Open a command prompt in administrator mode, navigate to where mongod.exe is installed and enter:
mongod.exe --serviceName MongoDB --remove
Step 2 Install three new service instances.
The best way to do this is to have three configuration files, one for each instance . The format of these files is very similar. Here is the congfig file for MongoDB0 . The hash sign comments out a line
#Use this to direct output to a log file instead of the console
#*******************************
logpath=C:\mongodb\log\rsDb0.log
#********************************
logappend = true
journal = true
quiet = true
#Enable this is you wish to use the user interface situated at 1000 ports above the server port
rest=true
#
# The port number the mongod server will listen on
# change port for each server instance
#**************************************
port=27017
#****************************************
# Listen on a specific ip address
# This is needed if running multiple servers.Comment out to access mongod remotely.
bind_ip=127.0.0.1
# This sets the database path, change the database path for each server instance
#**********************************************
dbpath=C:/mongodb/rsDataDb0
#*****************************************
# Keep same replica set for all servers in the set
replSet=myReplSet
The config files are included in the sample code bundle, but, basically, you change the port, dbpath and logpath for each instance. Store the config files in the bin directory and enter the following commands
C:\mongodb\bin\mongod.exe --config C:\mongodb\bin\repSetDb0.cfg --serviceName MongoDB0 --serviceDisplayName MongoDB0 --install
C:\mongodb\bin\mongod.exe --config C:\mongodb\bin\repSetDb1.cfg --serviceName MongoDB1 --serviceDisplayName MongoDB1 --install
C:\mongodb\bin\mongod.exe --config C:\mongodb\bin\repSetDb2.cfg --serviceName MongoDB2 --serviceDisplayName MongoDB2 --install
Check the log files to confirm all is well and enter the following commands to start the services.
net start MongoDB0
net start MongoDB1
net start MongoDB2
Step 3 Configure the Replica Set.
To configure the Replica set you need to use the Mongo shell.
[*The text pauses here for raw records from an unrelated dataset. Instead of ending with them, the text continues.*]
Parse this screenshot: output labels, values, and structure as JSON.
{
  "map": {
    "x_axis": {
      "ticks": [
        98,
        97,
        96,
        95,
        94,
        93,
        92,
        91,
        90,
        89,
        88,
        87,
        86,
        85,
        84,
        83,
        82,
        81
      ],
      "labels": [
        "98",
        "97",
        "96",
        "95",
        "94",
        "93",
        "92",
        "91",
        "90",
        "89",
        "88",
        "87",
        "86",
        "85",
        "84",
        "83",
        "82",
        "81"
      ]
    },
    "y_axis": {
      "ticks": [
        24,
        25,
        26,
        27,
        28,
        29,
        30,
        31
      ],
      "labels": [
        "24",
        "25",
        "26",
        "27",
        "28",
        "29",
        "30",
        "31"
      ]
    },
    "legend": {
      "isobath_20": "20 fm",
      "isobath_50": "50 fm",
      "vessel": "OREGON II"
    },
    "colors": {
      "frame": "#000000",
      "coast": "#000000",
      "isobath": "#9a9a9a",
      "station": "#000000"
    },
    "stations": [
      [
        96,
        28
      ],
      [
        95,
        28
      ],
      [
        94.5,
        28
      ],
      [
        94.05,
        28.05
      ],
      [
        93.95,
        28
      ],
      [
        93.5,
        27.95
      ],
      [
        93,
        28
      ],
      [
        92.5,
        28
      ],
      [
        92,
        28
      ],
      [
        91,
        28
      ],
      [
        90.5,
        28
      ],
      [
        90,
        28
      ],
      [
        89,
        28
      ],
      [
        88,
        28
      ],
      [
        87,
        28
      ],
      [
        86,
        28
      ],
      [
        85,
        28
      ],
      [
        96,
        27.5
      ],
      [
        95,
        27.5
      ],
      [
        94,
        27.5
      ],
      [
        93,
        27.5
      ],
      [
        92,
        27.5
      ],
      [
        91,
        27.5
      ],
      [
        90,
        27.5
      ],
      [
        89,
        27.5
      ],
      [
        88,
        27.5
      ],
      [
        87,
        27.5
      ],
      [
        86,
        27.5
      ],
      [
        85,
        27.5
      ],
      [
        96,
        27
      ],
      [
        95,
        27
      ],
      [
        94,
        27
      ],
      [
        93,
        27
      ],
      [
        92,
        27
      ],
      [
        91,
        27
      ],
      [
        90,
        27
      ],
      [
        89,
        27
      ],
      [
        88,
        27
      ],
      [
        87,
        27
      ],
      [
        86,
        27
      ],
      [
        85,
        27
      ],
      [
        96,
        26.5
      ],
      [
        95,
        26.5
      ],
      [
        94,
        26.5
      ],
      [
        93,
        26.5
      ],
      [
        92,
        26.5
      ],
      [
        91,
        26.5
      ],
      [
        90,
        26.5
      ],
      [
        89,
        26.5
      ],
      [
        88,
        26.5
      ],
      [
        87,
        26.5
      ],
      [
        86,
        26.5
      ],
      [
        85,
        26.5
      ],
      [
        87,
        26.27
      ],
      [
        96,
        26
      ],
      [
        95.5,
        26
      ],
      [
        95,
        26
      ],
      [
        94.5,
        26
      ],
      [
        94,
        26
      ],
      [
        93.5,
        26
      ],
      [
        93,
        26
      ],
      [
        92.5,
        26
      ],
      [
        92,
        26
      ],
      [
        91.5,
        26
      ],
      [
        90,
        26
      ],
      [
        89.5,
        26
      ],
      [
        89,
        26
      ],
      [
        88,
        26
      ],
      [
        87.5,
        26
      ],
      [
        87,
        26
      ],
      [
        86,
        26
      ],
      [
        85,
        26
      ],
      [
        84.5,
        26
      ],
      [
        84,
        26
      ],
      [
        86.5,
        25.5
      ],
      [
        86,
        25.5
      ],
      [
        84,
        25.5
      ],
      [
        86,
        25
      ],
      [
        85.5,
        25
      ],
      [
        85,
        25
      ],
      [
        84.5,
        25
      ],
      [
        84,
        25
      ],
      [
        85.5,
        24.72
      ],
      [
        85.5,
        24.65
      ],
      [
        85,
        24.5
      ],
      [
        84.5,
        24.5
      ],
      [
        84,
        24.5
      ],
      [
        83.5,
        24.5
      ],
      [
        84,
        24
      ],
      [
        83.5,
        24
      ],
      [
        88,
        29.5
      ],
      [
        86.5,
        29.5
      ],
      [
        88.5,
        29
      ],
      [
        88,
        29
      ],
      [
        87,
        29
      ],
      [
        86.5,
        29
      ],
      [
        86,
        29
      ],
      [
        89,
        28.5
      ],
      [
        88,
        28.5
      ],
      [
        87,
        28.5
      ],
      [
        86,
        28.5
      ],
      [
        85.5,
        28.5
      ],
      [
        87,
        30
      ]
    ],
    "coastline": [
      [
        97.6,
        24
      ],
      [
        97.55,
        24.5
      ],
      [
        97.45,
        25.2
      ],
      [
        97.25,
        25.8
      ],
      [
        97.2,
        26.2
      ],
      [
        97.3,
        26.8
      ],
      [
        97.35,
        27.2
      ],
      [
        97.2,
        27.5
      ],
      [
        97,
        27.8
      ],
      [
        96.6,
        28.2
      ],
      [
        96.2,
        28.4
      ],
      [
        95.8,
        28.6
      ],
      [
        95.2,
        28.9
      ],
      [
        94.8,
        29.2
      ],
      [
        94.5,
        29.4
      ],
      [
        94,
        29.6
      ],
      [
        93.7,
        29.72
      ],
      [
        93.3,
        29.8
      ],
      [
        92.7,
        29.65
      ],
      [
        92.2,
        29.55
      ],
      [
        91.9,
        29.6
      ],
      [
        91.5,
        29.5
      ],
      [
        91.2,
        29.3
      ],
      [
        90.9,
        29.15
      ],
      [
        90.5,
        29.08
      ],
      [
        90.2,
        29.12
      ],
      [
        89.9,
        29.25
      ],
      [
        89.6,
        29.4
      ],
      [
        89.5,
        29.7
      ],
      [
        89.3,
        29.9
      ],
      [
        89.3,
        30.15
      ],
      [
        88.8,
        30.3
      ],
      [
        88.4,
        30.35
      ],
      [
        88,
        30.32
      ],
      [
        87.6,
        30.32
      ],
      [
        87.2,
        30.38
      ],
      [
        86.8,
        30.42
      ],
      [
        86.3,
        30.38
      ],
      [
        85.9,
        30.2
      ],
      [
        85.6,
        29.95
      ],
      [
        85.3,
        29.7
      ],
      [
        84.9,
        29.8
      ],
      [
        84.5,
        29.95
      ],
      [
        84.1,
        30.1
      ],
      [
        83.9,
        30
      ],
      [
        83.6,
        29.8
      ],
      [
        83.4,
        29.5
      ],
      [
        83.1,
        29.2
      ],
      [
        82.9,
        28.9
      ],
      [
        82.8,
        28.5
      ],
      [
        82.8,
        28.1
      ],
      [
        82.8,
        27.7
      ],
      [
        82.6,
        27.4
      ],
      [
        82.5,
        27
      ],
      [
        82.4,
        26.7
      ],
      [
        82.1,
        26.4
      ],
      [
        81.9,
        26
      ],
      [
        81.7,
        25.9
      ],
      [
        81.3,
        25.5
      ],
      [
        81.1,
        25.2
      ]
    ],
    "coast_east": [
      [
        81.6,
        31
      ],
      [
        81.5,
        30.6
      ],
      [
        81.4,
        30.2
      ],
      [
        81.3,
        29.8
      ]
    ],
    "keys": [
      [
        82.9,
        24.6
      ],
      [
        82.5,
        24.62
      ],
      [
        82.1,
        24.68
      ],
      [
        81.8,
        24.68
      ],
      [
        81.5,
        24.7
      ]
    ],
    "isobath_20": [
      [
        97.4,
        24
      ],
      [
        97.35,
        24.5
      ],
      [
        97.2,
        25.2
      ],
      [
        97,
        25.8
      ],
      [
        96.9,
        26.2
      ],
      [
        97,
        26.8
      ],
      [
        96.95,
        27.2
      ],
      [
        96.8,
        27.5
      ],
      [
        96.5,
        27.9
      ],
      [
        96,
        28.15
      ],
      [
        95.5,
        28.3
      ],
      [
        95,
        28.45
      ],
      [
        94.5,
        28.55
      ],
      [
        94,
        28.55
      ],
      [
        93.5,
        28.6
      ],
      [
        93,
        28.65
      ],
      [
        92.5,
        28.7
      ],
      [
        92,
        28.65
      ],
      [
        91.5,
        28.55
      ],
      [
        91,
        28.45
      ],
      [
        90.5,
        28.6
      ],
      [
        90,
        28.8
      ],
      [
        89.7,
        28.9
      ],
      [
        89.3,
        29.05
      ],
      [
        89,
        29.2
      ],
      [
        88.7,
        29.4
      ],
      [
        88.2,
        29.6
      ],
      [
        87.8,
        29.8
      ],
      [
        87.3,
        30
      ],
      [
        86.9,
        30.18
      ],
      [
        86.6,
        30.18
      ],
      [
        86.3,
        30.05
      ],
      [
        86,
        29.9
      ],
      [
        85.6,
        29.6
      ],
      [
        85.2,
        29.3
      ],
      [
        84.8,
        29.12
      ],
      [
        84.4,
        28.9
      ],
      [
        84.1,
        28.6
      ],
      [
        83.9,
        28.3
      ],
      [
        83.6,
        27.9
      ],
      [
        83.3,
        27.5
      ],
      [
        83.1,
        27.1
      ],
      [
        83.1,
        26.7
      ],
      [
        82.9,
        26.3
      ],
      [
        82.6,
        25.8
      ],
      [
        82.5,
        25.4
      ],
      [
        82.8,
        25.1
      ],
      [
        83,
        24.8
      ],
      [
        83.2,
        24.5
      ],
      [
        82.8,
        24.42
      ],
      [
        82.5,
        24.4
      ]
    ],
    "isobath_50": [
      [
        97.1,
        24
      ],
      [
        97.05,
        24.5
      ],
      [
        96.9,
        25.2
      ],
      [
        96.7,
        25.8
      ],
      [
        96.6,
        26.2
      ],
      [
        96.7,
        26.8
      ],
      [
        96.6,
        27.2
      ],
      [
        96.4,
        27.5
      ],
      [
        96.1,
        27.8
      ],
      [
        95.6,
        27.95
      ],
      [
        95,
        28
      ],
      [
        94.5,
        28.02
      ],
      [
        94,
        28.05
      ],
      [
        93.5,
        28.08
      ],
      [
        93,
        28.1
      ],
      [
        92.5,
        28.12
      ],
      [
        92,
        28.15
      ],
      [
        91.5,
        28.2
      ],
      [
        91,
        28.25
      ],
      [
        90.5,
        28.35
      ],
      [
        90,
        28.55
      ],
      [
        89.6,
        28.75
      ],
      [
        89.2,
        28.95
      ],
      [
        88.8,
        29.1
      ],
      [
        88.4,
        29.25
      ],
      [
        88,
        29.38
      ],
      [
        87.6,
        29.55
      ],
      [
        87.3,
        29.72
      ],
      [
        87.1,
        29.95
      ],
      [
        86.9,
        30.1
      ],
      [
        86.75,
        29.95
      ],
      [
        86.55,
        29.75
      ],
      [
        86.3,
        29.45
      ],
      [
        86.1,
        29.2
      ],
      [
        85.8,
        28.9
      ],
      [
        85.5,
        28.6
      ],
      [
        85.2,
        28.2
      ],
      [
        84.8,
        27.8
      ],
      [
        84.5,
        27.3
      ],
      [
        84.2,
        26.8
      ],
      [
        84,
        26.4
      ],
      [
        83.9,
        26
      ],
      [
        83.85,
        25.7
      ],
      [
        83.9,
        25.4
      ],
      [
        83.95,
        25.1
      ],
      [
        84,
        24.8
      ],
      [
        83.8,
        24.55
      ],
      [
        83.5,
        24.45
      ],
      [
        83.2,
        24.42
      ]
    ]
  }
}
Make sure you are in the \mongodb\bin directory and enter the command
mongo MongoDB0
The shell will connect to the MongoDB0 instance. Now initialise a variable called config by entering the following:
config = { _id : "myReplSet",members : [ {_id : 0, host :"localhost:27017"},
{_id : 1, host : "localhost:27018"}, {_id : 2, host :"localhost:27019"},]}
Pass this variable to the rs.initiate() method by entering the command
rs.initiate(config)
You now have time to put the kettle on while Mongo takes your hard drive for a spin. When the method returns you are ready to go.
You can find out the status of your replica set by entering rs.status() in the mongo shell. To connect to the Replica set with the C# driver use this connection string.
const string connectionString =
"mongodb://localhost/?replicaSet=myReplSet&readPreference=primary";
Conclusion
There is much more to MongoDB than is detailed in this article but the hope is that there is enough information here for you to be able to begin exploring
the capabilities of this open source software. Finally, I’d like to express my gratitude to the many developers who have worked tirelessly on the
MongoDB project with little prospect of reward other than the satisfaction of having helped others. Thanks very much –I take my hat off to you.